Cuando las cosas no van bien todos nos preguntamos alguna vez por qué los demás parecen más felices o tienen mejor suerte. Nos da la impresión que las desgracias no se reparten bien y que si alguien tiene ración de más…somos nosotros. El resto, son aquellos anónimos que sonríen con los buenos días en los labios mientras caminan aparentemente despreocupados o se mantienen impasibles cuando nos cruzan por la calle. Es como si en su casa no pasase nada doloroso o desagradable…como si cada mañana fuese una nueva confirmación de que en realidad son la familia perfecta. Alguna vez que también yo lo he pensado, me he dado cuenta, con el tiempo, que nadie sabemos lo que pasa detrás de la pared del vecino y que si la vida parece irnos mal solamente debemos mirar enfrente para darnos cuenta que nos puede ir peor.
Tenemos la sensación de que irnos mal la vida nos convierte en unas víctimas desprotegidas al vaivén del destino. Impotentes para cambiar el rumbo de las cosas, nos sometemos a la tristeza de seguir siendo cómplices del malestar que nos generan.

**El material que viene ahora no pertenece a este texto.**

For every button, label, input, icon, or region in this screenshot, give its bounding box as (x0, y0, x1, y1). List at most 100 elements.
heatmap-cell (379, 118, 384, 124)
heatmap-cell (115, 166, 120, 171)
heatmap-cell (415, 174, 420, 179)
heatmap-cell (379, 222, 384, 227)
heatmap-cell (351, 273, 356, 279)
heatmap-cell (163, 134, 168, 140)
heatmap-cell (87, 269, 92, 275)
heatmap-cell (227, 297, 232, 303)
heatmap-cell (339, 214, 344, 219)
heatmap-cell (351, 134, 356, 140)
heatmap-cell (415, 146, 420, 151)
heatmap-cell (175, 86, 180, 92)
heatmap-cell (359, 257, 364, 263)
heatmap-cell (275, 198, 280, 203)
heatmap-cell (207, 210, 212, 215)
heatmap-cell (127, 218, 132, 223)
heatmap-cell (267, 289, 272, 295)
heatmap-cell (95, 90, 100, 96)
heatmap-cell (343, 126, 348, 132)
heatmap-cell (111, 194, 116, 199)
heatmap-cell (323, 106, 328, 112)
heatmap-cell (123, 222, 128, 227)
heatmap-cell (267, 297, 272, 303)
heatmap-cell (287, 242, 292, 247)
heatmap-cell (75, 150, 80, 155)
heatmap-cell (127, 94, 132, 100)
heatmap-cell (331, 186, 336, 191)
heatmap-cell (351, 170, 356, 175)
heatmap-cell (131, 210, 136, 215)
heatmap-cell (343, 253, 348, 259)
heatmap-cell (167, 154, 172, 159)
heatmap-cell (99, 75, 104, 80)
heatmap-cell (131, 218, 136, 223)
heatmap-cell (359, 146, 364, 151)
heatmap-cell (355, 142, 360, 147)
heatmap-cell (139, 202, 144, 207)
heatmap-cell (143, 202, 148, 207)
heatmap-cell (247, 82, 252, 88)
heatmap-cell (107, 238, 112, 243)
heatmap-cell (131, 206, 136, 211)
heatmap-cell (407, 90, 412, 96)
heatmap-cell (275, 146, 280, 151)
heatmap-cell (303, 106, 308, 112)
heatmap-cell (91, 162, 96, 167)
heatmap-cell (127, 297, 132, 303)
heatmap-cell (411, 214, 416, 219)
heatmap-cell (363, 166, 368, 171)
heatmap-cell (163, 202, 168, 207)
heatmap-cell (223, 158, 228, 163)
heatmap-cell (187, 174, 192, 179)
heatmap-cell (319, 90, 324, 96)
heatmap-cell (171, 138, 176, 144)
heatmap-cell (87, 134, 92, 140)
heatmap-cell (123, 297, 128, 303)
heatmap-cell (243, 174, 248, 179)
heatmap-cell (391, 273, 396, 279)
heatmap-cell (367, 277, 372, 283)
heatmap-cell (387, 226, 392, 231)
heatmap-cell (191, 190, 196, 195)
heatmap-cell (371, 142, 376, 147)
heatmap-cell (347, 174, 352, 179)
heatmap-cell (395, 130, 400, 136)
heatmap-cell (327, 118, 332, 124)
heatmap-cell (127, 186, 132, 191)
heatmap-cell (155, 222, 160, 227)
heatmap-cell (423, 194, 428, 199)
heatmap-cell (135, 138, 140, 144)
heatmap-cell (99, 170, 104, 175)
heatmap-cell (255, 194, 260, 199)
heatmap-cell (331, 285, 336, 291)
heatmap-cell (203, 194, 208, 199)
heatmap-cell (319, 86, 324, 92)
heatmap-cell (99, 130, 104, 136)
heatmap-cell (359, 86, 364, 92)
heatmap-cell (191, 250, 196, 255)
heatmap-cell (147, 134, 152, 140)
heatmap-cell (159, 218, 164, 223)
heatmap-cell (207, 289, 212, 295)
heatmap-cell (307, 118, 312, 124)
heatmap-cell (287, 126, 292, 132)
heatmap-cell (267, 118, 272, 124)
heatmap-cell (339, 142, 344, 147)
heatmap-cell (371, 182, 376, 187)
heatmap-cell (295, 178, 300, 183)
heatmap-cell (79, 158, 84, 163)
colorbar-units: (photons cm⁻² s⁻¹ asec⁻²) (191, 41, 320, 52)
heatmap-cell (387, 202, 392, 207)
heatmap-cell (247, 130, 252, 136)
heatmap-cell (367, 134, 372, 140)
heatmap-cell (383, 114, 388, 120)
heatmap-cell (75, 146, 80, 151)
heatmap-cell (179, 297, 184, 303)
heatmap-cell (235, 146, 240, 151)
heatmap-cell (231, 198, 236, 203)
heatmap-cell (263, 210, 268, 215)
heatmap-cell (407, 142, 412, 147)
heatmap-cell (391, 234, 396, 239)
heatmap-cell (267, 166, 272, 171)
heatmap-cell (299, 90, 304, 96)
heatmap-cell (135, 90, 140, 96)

Nadie es tan feliz como parece, ni tampoco la buena suerte visita solamente a algunos. Simplemente la vida tiene su particular reparto de las situaciones para cada uno de nosotros. Nos pone a prueba, nos somete a examen, nos revisa y nos pide que actuemos en libertad, que nos equivoquemos, que respondamos aún sabiendo que caeremos muchas veces en los mismos errores. Se trata de aprender a avanzar demostrándonos a nosotros mismos que somos capaces de mejorar. Que realmente podemos cambiar la realidad solamente con modificar la forma de responder a ella.

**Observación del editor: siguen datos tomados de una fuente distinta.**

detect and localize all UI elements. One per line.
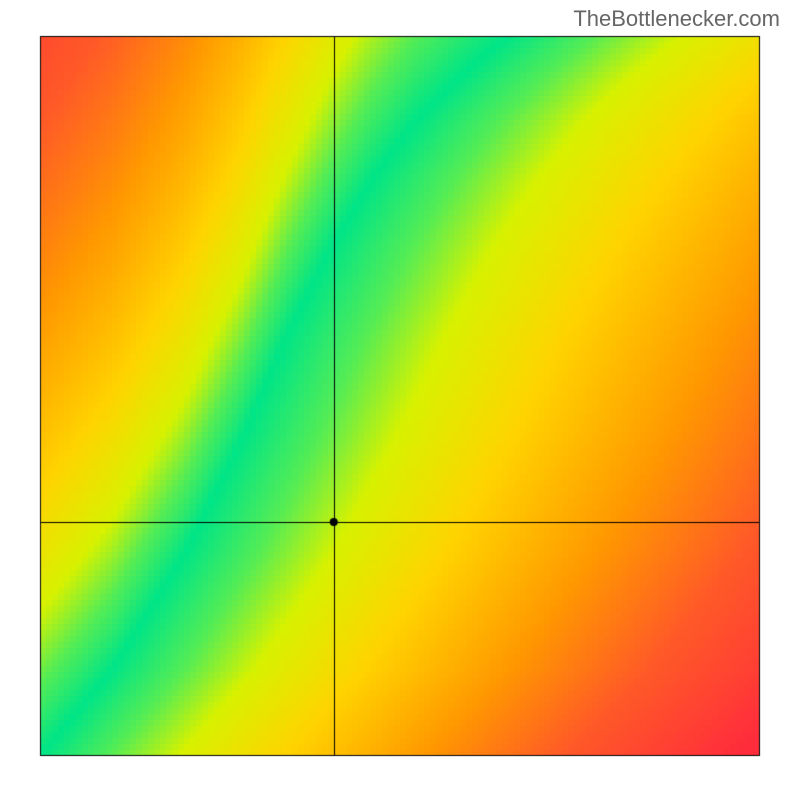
bottleneck-heatmap xyxy=(0,0,800,800)
watermark-text: TheBottlenecker.com xyxy=(573,6,780,32)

La mente nos juega malas pasadas. Ha perdido la capacidad de supervivencia en un mundo donde muchas situaciones se nos dan hechas. La experiencia, la acción, el compromiso con lo vivido refresca esa capacidad y la amplía.

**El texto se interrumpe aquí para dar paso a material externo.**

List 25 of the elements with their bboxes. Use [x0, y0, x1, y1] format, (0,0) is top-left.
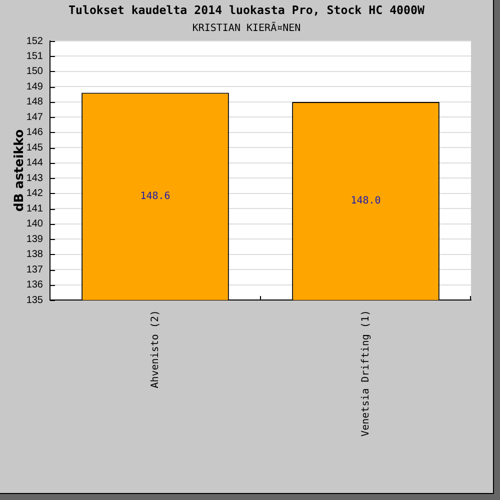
y-axis-title: dB asteikko — [10, 128, 26, 212]
chart-title: Tulokset kaudelta 2014 luokasta Pro, Stock HC 4000W — [68, 3, 426, 17]
y-tick-label: 141 — [26, 203, 44, 214]
y-tick-label: 147 — [26, 112, 44, 123]
y-tick-label: 137 — [26, 264, 44, 276]
y-tick-label: 148 — [26, 96, 44, 108]
y-tick-label: 143 — [26, 172, 44, 184]
data-label: 148.6 — [140, 190, 170, 202]
y-tick-label: 144 — [26, 158, 44, 169]
y-tick-label: 151 — [26, 50, 44, 62]
y-tick-label: 140 — [26, 218, 44, 230]
x-tick-label: Ahvenisto (2) — [150, 310, 161, 388]
y-tick-label: 136 — [26, 280, 44, 291]
x-tick-label: Venetsia Drifting (1) — [360, 310, 372, 436]
y-tick-label: 149 — [26, 81, 44, 92]
y-tick-label: 139 — [26, 234, 44, 245]
chart-subtitle: KRISTIAN KIERÃ¤NEN — [191, 23, 302, 34]
y-tick-label: 152 — [26, 36, 44, 47]
y-tick-label: 145 — [26, 142, 44, 154]
y-tick-label: 135 — [26, 294, 44, 306]
y-tick-label: 138 — [26, 249, 44, 260]
y-tick-label: 150 — [26, 66, 44, 78]
y-tick-label: 142 — [26, 188, 44, 200]
data-label: 148.0 — [350, 196, 381, 207]
y-tick-label: 146 — [26, 127, 44, 138]
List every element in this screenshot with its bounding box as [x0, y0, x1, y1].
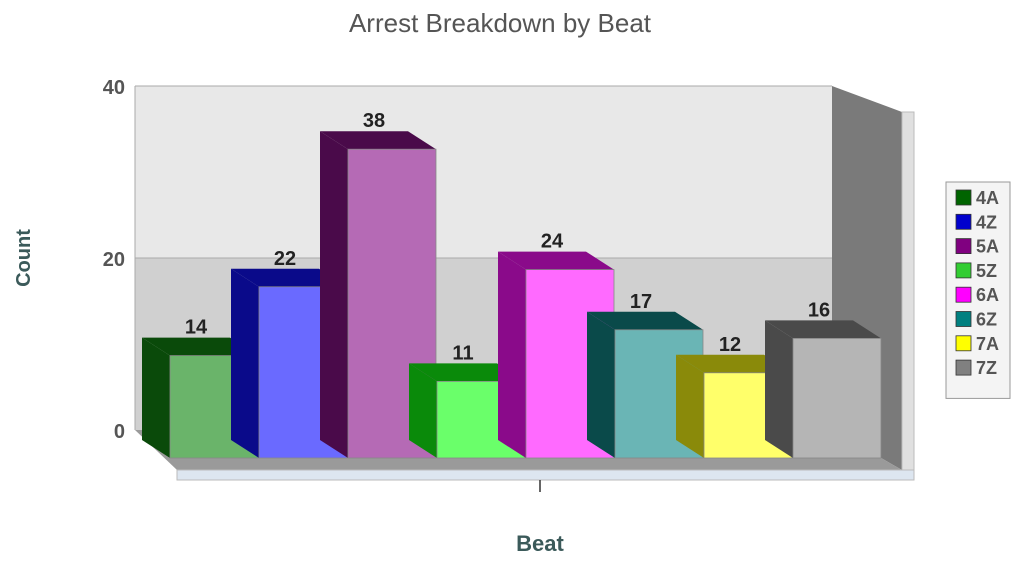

Cuanto más reducido está el campo de la experiencia, cuanto menos amplio sea el ámbito de las vivencias, cuanto menor sea el ejercicio de lo vivido…mayores temores albergamos en nuestro interior. Más miedos acunan nuestra alma y sobre todo, menos flexibles somos al juzgar y al juzgarnos. Por eso es obligado vivir y vivir intensamente. No hay otro camino de acercarnos a los demás y en ese acercamiento, conocernos definitivamente.